(Bardo, falsa crónica de unas cuantas verdades)
2022
Réalisé par : Alejandro González Iñárritu
Avec : Daniel Giménez Cacho, Griselda Siciliani, Íker Sánchez Solano
Film vu par nos propres moyens
À travers des films devenus légendaires, une génération dorée de cinéastes mexicains marquent l’histoire récente du septième art. Aussi bien adeptes de longs métrages intimistes que de l’exubérance du grand spectacle, les fils des années 1960 imposent leur griffe sur la pellicule, le plus souvent avec l’adhésion du public. Guillermo del Toro et Alfonso Cuarón ne sont pas seulement respectés dans le milieu, ils sont adulés et courtisés par les grands studios, au point de jouir d’une liberté créatrice désormais presque absolue. Troisième membre de cette sainte trinité d’Amérique centrale, Alejandro González Iñárritu se distingue de ses confrères et amis par un style qui séduit davantage la critique que le public. Ses œuvres sont le plus souvent des succès commerciaux, mais c’est surtout à travers la reconnaissance de ses talents par l’industrie, exprimée dans les cérémonies de récompense où son travail est presque constamment reconnu, que le réalisateur s’est fait un nom. De Cannes aux Oscars, en passant par les Golden Globes, le cinéaste a accumulé une impressionnante collection de prix, et montre un savoir-faire technique et narratif qui confine au génie, symbolisé par son esthétique unique. De façon amusante, son évolution dans l’industrie du cinéma semble relativement analogue à celle de ses comparses. Après des débuts remarqués dans son pays, avec le sublime Amours chiennes sorti en 2000, Alejandro González Iñárritu exporte son talent vers les États-Unis où il enchaîne avec brio les films salués par les observateurs. De 21 grammes en 2003, à The Revenant en 2015, en passant par Birdman en 2014, il élabore désormais ses films aux USA, si on excepte sa parenthèse espagnole Biutiful en 2010. Pavée d’or, sa filmographie est le témoignage d’un artiste unique, capable d’une subtilité et d’une force interprétative de chaque plan qui impressionne. Cependant, après avoir été prolifique depuis ses débuts, le réalisateur était curieusement absent des écrans depuis 7 ans, laissant ses adeptes dans le désarroi. Après une période creuse, il revient sur le devant de la scène l’année dernière, avec Bardo, Fausse chronique de Quelques Vérités, disponible sur Netflix, prouvant une fois de plus sa proximité qui dépasse la simple nationalité avec Guillermo del Toro et Alfonso Cuarón qui ont eux aussi ponctuellement travaillé pour le géant de la SVOD.

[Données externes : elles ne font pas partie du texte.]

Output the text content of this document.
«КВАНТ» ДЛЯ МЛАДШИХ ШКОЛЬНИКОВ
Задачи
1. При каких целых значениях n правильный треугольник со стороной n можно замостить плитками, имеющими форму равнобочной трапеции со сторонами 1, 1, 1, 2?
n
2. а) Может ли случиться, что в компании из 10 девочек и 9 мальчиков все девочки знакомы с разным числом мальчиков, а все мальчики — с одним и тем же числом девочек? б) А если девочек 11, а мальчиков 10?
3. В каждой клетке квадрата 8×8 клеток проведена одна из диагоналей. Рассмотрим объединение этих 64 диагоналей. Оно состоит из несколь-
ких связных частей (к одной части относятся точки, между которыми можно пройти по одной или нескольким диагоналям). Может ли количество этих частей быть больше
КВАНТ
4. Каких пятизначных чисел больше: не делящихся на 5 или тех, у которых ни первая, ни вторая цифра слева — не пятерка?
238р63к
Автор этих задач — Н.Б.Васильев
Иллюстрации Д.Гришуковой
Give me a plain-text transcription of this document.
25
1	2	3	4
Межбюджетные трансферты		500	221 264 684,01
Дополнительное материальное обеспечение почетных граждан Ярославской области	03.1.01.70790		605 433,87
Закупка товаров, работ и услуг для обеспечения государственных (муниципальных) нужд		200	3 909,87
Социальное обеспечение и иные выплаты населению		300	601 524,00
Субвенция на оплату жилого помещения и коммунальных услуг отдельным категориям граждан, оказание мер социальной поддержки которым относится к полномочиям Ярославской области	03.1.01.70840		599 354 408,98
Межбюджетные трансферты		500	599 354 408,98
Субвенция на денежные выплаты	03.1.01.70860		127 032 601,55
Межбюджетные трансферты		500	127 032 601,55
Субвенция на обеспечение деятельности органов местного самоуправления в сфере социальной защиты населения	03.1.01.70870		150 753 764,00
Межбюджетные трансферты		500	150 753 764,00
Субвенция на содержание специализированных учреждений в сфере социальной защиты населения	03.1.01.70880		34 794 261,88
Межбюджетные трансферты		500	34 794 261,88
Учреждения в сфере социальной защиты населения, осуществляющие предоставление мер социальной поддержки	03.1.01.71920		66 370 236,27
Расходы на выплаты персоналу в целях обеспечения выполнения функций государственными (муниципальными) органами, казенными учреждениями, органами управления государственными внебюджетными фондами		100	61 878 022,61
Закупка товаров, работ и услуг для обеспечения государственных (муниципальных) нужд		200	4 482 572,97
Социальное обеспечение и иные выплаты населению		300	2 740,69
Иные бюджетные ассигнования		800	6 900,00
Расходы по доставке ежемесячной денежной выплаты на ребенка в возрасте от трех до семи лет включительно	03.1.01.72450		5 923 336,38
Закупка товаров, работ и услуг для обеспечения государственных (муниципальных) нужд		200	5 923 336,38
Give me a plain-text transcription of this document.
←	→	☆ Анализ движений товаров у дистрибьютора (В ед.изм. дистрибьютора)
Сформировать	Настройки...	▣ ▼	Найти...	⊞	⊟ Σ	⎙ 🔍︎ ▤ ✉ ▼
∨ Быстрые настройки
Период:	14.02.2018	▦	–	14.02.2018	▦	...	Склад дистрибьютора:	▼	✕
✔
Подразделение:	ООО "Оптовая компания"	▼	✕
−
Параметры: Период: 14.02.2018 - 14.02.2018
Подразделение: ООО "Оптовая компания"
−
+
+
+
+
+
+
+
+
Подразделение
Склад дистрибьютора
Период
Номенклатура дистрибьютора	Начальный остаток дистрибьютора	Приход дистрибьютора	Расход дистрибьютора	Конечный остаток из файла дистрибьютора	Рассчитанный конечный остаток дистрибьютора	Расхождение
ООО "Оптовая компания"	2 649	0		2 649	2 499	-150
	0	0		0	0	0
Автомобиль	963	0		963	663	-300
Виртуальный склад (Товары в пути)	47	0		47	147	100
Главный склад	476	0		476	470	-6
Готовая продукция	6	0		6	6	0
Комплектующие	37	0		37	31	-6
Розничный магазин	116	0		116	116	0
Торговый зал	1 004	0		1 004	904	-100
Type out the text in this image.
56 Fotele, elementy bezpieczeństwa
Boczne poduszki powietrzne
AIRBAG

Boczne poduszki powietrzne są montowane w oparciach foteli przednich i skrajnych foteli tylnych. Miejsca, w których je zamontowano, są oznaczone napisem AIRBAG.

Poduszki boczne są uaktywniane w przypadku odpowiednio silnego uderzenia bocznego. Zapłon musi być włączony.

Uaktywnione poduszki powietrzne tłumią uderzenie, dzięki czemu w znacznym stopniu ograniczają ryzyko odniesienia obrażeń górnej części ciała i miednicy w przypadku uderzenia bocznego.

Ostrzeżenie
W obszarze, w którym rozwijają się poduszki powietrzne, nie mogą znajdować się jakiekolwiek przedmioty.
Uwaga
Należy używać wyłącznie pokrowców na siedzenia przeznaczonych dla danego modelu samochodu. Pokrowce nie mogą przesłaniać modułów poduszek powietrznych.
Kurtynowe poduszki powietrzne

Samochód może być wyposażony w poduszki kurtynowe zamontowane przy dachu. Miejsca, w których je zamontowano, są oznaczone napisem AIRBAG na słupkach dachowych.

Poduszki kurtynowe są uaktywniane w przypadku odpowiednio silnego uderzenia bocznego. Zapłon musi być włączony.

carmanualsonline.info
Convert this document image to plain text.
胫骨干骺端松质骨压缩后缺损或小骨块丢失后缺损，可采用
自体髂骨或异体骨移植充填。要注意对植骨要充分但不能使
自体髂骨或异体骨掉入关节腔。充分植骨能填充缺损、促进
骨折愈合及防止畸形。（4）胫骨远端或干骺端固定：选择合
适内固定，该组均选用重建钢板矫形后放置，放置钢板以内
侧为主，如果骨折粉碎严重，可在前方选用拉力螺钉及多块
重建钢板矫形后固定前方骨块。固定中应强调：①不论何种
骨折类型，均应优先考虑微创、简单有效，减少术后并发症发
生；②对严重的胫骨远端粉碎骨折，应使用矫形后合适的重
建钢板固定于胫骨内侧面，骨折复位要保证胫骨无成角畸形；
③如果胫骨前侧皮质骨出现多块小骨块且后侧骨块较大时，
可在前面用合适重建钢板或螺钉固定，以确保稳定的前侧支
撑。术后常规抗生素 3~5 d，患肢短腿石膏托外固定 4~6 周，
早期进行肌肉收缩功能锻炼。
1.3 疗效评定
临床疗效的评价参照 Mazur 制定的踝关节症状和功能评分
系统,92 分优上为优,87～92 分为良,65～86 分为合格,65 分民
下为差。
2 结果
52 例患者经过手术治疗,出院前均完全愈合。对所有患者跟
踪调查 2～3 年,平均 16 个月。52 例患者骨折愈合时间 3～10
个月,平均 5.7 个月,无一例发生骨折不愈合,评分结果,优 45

Davantage qu’une simple nouvelle réalisation, Alejandro González Iñárritu s’offre avec ce long métrage un véritable retour aux sources vers son pays originel. Après 22 ans d’exode, il renoue avec ses origines mexicaines, dans un film tourné majoritairement en Amérique centrale. Une volonté qui n’a rien d’innocente, puisque Bardo, Fausse chronique de Quelques Vérités est proche de l’exercice autobiographique allégorique, selon les aveux du cinéaste. Son personnage principal n’est pas Alejandro González Iñárritu lui-même, mais il est également un réalisateur qui a quitté ses terres pour déménager aux États-Unis où il est reconnu pour son talent, avant de regagner le Mexique. Au-delà de cette parenté évidente avec Alejandro González Iñárritu, le protagoniste du film partage surtout un grand nombre d’angoisse avec son créateur. Si le film est un mensonge constant, un voyage fantastique où la frontière entre rêve et réalité n’est jamais clairement tracée, les tourments profonds du cinéaste s’expriment ponctuellement, et l’onirisme de sa fiction est un moyen affirmé d’exorciser ses propres démons.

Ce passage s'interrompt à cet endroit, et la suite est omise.